Almost half of organizations (46%) believe developing workplace mentors is an important or very important part of their business and talent strategies; 30% believe the quality of mentoring is good or excellent.
Coaching and mentoring are often mentioned together, but the requirements of each are separate and distinct. Brandon Hall Group identified six qualities for strong mentoring. Most organizations (86%, on average) agreed that the attributes are important but, on average, only 40% said mentor training included these behaviors.
Key Mentor Attributes: Essential vs. Training
Employers tend to be dysfunctional when it comes to mentoring. Brandon Hall Group asked about its importance in several studies because it relates to learning, performance management, leadership development, employee engagement and more. Between 50% and 75% of organizations consistently rate mentoring as important or critical. But when it comes to developing mentors, matching mentees with in-house mentors and enabling mentoring, many organizations struggle.
Learning Resources Provided for Mentors
Developing Effective Processes for Mentoring
We believe this reflects the ongoing difficulty organizations have in offering learning opportunities beyond events or courses. Our research on learning and leadership development consistently shows that learners need opportunities for feedback and applying learning to practical situations.
Mentoring offers both and goes beyond work performance to career development, managing relationships, leader development, work-life balance and more. It provides employees an opportunity to have meaningful relationships with organizational leaders and for the mentors to develop their own skills.
However, recruiting and developing internal mentors, creating strong mentee-mentor matches and sustaining the program takes time and resources that many employers — especially small and mid-size organizations, but also some enterprises — don’t have or fail to effectively leverage.
- How can mentoring help us improve learning, performance, engagement and other processes that can produce a positive business impact?
- How can we build a culture of mentoring?
- How can we improve the way we prepare employees to be great mentors?
- Can we leverage mentoring virtually so it can be optimized in a hybrid work environment?
- Should we be considering external resources for mentoring?
Here are five high-level strategies that will help build a culture of mentoring and improve mentoring across the enterprise.
DIFFERENTIATE BETWEEN COACHING, MENTORING
Mentoring, while often grouped with coaching, has a different function and purpose, so employers must understand the differences and the specific skills and capabilities needed by each. This is how Brandon Hall Group defines mentoring:
- A flexible, ongoing relationship that is long-term, open-ended and can take on new or shifting objectives over time
- Mentoring is between someone seeking advice and counsel related to their personal and career development.
- Mentors are people who have greater experience than the mentee and share their experiences.
- Mentoring objectives are set by the mentees, who drive the process and evaluate their development.

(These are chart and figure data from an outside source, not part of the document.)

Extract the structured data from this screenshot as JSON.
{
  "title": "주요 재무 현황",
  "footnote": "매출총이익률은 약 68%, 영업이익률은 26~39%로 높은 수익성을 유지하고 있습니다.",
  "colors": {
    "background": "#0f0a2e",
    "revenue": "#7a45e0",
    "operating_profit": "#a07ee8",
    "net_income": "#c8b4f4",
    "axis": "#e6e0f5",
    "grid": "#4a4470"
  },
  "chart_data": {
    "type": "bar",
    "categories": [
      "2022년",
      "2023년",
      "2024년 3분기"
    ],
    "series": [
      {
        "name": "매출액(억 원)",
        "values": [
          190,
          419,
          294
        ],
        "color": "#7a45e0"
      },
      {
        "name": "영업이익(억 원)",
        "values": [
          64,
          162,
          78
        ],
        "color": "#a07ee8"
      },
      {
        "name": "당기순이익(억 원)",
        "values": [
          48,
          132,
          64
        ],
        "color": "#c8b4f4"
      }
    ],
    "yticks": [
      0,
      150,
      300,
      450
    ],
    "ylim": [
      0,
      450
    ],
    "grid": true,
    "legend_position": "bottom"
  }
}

STRATEGICALLY COMMUNICATE YOUR MENTORING PROGRAM
Mentoring is not a “build it and they will come” proposition. If mentoring is not already part of your culture, you can’t start a program and expect it to resonate without a strategic communication campaign. Even if mentoring is somewhat developed, communication and reinforcement are important. Strategies to consider include:
- Develop and publicize guidelines for effective mentoring (in different situations) for both the mentors and mentees.
- Create topic-specific communication campaigns to recruit mentors and draw interest from employees. For instance, one financial services company we interviewed focused mentoring on career development and promoted it to potential mentors (at VP-level and above). Separate email campaigns were launched to employees at various career levels (entry-level, individual contributors, front-line leaders, midlevel leaders, etc.).
Communicating About Mentoring
STRATEGICALLY MATCH MENTORS AND MENTEES, LEVERAGING TECHNOLOGY
Matching is the secret sauce for a successful mentoring program. Just because a leader has an interest in mentoring and an employee has an interest in advancing her career does not mean a mentoring relationship will work.
Employees and mentors must develop profiles and each should have a firm understanding of what they want from mentoring. In even relatively small organizations, trying to create these matches through manual or semi-manual processes can be overwhelming. Technology is critical for developing, scaling and sustaining a viable mentoring program.
INVEST IN TRAINING AND RESOURCES FOR INTERNAL MENTORS
If mentoring is delivered inconsistently and there is a wide variance in quality, it will fail. Mentors must be trained and have just-in-time resources, such as templates, checklists and tip sheets, to help them. Online training — both self-paced and topic-specific interactive learning — should be provided.
DETERMINE WHETHER YOUR ORGANIZATION CAN DEVELOP, SUSTAIN MENTORING INTERNALLY
Starting and sustaining a strong mentoring program is not easy. But it is a critical strategy for employee development and engagement. As more organizations realize the value of mentoring and the viability of leveraging technology, more organizations are considering external virtual mentoring services.